Nor should you imagine this in binary terms. We who become aware of this situation spend our entire lives exchanging bits and pieces of our slavery for moral freedom and God’s provision. We take back our shalom little by little, as if struggling to occupy and reclaim the fallow land of our lives. We strive to occupy our soul-turf according to the revelation of God coming into our awareness through our hearts. This is a tall order and the task is never done.

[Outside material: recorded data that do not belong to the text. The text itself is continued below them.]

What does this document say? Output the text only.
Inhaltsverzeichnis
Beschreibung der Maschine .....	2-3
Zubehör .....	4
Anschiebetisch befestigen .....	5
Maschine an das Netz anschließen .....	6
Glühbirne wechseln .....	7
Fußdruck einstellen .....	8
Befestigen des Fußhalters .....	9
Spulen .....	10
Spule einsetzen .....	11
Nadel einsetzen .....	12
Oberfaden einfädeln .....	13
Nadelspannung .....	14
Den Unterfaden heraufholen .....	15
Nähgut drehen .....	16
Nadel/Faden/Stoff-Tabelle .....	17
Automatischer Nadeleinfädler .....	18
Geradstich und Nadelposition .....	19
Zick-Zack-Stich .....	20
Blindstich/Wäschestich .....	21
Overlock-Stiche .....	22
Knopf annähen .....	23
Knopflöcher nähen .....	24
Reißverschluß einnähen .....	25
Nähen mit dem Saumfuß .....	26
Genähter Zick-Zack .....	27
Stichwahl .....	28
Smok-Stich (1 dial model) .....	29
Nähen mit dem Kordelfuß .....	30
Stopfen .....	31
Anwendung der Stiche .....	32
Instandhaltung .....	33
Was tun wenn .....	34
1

We got into this fix through our natural tendency to trust our human talents and internal resources over revelation. That’s the essence of the Fall, a choice to let human reason and talents to take the throne of dominion in our souls. This requires usurping the place of the heart-mind and its instinctive reliance on the revelation of the moral character of God. The heart reads the living Presence of God in Creation, but the intellect is utterly blind to it. So the darkness descended on humanity and we became slaves of the Devil. His primary power and function is deception. You remain his slave only because you surrender to the temptation to let your mind rule over your heart. Once you learn to trust the convictions of truth living in your heart, and subject your mind to those convictions, Satan can’t do much to you. It doesn’t eliminate his authority, but curtails his dark influence. We begin to see the light of truth through the eyes of our hearts.
This is what we hope to cultivate. We are made for better things, but we are naturally (it’s our nature) inclined to trust our human capabilities without the heart-mind. God allows the Devil to consume our blessings if we choose that slavery; that’s His feudal law. We can also decide to exercise the freedom God offers by moving our awareness back into the heart-mind. Then we operate in God’s Kingdom as one of His children, not as a slave/prisoner.
“compelled to “eat the dust” (Genesis 3) in the same passage where God said we are dust.”
Oi! How have I not noticed this parallel before? Curious about the “eat” verb used. Here’s the meaning. Seems like “eat” is too mild of a word for what it really means:
https://www.blueletterbible.org/lang/lexicon/lexicon.cfm?Strongs=H398&t=KJV
We all learn from the oddest sources, Jay. I learned about that meaning as a teenager. And you are quite right about the word translated “eat” — it’s more like “devour.”